Firms which guarantee neither work nor pay should not benefit from lucrative public sector contracts, the Unite union has said in a letter to Scottish Finance Secretary John Swinney.
Last month, Scottish ministers suggested that they could ban companies which use the controversial terms from the tendering process.
The move followed reports that there are one million zero-hours jobs in the UK.
Councils, universities and high street chains across Scotland have all admitted using the contracts.
Unite pointed to recent revelations that zero-hour contracts are being used by sub-contractors on the £300 publicly-funded Borders Rail Link.
The Herald also revealed that the Church of Scotland's social care arm, Crossreach, is employing hundreds of staff on the terms.
Unite Scottish Secretary Pat Rafferty said: "Zero-hours contracts are a disgraceful employment practice that leaves workers in limbo - people don't know if they have a job or income from one day to the next.

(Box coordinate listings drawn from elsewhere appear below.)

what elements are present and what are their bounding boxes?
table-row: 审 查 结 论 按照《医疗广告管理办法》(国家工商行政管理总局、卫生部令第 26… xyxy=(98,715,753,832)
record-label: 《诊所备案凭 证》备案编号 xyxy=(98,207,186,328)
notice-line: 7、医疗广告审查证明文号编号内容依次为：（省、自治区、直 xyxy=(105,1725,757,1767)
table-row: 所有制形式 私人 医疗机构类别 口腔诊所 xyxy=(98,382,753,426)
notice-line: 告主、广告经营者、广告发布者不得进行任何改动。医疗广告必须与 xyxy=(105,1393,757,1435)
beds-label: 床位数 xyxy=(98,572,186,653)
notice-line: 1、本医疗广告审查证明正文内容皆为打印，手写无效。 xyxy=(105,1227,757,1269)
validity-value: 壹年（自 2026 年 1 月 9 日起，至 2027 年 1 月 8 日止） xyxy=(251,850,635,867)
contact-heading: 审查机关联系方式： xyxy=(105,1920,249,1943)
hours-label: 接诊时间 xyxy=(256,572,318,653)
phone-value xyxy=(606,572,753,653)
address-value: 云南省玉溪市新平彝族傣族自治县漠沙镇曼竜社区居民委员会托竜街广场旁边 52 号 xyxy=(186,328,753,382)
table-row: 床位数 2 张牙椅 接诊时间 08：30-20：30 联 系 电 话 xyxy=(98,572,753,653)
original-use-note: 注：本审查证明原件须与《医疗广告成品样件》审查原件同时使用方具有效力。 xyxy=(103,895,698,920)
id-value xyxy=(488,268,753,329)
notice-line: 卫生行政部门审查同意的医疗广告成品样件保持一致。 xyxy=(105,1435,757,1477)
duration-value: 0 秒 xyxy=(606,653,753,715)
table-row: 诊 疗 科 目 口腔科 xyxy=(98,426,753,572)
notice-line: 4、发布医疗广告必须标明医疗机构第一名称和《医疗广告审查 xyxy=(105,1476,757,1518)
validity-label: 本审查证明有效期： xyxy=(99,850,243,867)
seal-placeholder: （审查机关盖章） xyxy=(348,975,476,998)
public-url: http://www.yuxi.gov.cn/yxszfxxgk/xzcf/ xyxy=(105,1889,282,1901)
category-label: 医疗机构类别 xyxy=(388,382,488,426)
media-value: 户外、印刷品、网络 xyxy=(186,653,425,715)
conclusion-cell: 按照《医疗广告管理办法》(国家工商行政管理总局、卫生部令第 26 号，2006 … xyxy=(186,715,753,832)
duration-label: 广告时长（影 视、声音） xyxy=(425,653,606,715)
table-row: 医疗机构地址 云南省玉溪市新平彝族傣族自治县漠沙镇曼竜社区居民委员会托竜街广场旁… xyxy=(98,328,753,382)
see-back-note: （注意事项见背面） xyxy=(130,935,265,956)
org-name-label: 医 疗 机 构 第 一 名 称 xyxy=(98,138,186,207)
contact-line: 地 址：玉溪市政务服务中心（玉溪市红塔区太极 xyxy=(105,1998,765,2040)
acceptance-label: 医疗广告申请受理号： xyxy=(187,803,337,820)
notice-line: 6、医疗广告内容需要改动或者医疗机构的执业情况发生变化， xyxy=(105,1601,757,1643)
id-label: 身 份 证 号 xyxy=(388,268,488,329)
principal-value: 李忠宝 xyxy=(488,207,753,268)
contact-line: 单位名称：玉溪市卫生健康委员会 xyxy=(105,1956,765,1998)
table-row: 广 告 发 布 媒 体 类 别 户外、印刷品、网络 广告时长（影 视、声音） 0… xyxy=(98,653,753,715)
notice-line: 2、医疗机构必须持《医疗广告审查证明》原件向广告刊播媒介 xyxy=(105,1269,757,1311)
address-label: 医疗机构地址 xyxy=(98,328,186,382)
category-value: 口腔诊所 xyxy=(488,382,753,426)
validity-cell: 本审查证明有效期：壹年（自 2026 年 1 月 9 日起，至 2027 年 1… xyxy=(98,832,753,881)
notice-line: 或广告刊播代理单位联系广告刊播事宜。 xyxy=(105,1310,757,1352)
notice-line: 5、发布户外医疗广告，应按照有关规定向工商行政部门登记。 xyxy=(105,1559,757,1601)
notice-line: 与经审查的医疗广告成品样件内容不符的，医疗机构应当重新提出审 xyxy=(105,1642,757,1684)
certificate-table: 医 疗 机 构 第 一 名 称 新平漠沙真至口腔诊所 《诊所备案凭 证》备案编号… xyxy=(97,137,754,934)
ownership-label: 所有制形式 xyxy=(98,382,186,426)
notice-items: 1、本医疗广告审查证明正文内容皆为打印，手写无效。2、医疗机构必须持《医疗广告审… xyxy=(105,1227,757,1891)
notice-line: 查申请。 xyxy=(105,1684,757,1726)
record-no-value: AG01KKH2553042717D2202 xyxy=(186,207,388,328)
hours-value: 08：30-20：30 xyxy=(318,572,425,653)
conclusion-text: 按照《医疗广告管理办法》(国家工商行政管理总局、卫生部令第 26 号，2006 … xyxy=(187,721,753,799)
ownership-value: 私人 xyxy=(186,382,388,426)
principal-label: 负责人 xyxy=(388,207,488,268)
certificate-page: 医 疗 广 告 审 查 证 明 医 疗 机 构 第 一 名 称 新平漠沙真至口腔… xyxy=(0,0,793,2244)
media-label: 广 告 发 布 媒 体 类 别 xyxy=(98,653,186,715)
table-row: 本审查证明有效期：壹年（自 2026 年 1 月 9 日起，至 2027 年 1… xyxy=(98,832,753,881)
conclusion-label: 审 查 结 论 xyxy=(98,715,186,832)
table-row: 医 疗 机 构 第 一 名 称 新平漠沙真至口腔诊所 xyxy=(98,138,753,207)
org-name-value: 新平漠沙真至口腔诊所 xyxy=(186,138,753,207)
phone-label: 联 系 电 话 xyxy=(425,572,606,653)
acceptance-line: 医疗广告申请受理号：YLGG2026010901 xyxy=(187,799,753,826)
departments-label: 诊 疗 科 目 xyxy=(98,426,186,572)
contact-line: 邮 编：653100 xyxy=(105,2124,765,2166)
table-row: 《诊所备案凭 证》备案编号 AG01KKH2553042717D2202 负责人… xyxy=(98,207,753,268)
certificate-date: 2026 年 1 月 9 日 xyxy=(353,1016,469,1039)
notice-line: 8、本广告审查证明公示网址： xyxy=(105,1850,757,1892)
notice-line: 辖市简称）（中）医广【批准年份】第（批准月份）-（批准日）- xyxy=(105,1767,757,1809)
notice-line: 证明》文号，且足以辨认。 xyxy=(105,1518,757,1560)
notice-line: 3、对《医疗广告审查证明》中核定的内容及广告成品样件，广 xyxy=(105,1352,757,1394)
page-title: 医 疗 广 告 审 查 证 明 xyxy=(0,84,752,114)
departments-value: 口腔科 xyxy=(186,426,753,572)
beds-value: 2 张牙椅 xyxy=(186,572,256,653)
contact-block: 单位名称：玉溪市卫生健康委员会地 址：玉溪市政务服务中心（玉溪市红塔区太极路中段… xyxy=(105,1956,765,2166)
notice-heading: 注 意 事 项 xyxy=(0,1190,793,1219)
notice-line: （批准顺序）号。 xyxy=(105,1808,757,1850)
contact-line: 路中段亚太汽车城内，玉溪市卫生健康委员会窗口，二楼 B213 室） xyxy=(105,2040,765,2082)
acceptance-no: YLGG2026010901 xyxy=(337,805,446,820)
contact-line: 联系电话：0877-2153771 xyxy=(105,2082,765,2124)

"The Scottish Government condemns employment rights abuses like zero-hours contracts but also says it's for the UK Government to sort out. While it's true they can't end these practices, they do have the power to create minimum standards that all companies must adhere to when tendering for public contracts."
A Scottish Government spokesman said: "Employment policy is currently reserved to Westminster. However, we are actively considering whether issues around the use of zero-hour contracts can form a legitimate consideration for a public body as part of the public procurement process."